Standards for commitment to mental institutions are constitutional only
if they require a finding of dangerousness to others or to self. Suzuki v. Quisenberry,
supra, at 1121-1126; Doremus v. Farrell, 407 F.Supp. 509, 514- 15 (D.Neb.1975). See also O'Connor v. Donaldson, 422
Doe v. Gallinot, 486 F. Supp. 983 (C.D. California 1979). See,
also, Stamus v. Leonhardt,
494 F. Supp. 439, 451 ( (S.D. Iowa 1976), citing Doremus v.
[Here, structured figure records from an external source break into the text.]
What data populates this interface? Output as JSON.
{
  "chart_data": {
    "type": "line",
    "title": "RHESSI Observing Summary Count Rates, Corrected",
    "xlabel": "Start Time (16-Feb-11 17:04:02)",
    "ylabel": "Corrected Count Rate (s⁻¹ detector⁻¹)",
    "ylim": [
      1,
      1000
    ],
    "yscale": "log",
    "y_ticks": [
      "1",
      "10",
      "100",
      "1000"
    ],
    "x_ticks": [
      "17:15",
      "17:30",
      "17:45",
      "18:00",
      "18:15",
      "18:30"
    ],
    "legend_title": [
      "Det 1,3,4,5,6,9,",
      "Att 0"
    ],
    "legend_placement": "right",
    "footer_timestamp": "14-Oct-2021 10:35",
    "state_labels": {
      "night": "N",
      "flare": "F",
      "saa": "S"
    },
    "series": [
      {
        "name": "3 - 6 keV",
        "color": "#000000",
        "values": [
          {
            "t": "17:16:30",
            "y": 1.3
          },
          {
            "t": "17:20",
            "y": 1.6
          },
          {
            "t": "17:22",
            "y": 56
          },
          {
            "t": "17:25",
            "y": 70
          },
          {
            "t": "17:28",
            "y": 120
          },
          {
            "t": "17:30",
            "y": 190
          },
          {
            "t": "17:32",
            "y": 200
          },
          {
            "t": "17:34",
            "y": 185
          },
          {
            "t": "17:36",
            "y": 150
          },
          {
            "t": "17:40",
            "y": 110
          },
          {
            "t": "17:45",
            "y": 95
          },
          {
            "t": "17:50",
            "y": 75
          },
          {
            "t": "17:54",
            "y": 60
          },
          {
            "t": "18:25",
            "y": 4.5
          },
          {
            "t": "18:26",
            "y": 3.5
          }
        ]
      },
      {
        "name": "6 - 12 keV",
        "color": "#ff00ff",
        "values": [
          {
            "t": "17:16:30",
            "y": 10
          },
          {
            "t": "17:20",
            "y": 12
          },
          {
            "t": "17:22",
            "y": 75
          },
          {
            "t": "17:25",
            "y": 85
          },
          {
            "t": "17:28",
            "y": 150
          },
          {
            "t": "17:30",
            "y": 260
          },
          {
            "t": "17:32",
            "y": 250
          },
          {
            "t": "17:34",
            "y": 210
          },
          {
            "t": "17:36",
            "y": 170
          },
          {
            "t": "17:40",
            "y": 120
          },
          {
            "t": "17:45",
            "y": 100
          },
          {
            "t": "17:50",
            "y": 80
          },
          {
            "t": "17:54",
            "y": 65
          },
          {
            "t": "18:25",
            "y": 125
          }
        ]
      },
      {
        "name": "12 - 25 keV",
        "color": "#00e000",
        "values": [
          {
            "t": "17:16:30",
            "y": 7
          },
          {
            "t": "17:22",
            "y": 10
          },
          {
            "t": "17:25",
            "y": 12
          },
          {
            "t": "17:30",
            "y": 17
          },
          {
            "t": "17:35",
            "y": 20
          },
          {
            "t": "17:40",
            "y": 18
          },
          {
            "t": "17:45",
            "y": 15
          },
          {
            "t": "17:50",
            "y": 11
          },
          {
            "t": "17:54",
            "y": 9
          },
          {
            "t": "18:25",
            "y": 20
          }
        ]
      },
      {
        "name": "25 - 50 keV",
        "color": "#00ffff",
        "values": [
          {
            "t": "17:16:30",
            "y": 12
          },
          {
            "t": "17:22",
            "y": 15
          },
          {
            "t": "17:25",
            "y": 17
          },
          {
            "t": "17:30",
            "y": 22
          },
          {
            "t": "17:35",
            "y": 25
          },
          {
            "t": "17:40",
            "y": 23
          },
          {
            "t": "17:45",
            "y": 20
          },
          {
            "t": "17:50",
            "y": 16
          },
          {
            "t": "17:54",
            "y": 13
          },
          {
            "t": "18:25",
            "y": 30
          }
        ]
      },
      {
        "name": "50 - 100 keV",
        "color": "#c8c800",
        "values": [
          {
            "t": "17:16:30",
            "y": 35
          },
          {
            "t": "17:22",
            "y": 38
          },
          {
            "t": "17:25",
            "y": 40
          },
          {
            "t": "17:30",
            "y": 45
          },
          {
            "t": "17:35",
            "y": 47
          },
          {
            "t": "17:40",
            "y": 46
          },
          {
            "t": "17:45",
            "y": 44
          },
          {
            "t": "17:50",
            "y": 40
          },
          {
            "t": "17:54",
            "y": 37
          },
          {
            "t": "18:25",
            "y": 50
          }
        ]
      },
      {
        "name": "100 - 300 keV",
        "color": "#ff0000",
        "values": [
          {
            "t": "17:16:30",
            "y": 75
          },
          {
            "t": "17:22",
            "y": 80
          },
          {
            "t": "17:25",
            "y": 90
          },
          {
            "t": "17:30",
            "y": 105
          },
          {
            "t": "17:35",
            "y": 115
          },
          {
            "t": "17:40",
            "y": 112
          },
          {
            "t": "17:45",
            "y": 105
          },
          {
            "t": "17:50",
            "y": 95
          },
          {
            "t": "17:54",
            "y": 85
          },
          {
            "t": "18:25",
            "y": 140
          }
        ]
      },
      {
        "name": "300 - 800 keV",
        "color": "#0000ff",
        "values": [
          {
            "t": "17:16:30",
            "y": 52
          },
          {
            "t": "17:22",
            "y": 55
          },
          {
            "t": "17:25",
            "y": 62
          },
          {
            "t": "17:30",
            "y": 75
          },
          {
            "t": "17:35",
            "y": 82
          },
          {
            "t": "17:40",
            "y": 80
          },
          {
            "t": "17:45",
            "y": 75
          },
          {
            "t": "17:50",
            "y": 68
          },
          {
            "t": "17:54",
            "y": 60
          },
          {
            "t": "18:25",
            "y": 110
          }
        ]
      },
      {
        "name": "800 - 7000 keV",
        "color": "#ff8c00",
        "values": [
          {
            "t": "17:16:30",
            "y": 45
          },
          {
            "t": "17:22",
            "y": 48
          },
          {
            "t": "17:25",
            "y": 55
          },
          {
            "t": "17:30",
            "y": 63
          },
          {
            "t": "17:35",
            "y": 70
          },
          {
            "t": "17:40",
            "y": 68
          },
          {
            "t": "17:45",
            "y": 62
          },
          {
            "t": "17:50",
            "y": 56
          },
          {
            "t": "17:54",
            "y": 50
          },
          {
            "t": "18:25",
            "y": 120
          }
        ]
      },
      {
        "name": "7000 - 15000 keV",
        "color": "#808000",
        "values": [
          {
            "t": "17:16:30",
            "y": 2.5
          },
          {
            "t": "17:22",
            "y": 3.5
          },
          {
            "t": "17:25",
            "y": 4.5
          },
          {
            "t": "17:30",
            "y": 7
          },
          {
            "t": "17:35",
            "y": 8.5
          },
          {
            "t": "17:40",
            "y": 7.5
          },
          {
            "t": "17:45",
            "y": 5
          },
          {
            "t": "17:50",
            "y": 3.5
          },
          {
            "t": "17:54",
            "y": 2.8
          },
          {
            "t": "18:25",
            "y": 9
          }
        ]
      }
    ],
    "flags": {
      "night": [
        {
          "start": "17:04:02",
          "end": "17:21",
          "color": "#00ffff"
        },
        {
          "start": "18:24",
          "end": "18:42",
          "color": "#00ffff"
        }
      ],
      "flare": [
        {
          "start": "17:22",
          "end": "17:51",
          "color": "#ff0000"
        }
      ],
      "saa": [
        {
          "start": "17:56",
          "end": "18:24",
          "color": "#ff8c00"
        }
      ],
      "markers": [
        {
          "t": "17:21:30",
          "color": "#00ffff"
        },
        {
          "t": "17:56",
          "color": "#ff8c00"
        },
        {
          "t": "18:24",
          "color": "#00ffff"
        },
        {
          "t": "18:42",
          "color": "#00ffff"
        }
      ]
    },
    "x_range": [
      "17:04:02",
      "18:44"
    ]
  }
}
Farrell, 407 F.Supp. 509 (D. Neb. 1975):
Due process and equal protection require that the standards for
commitment must be (a) that the person is mentally ill and poses a serious
threat of substantial harm to himself or to others; and (b) that this threat of
harm has been evidenced by a recent overt act or threat. The threat of harm to
oneself may be through neglect or inability to care for oneself.
The State has
admitted that the allegation of gravely disabled in the Petition for Commitment
is not one that the Respondent is a danger to herself. See, Deposition of Robert Hanowell, MD., at
pp 25 line 15 to page 26, line 9, which is attached to
the Memorandum in Support of Motion in Limine to Exclude Psychiatric
Testimony filed this same date. (Hanowell Deposition)..
[2]
Copies of both Foucha and Crane are attached hereto for the
court's convenience.
[3] Freye v.
[4] All of the studies mentioned here are attached as Exhibits A through Q.
[5] Respondent believes that AS 47.30.839 (f) makes this determination the court's alone, but if not, it is unconstitutional.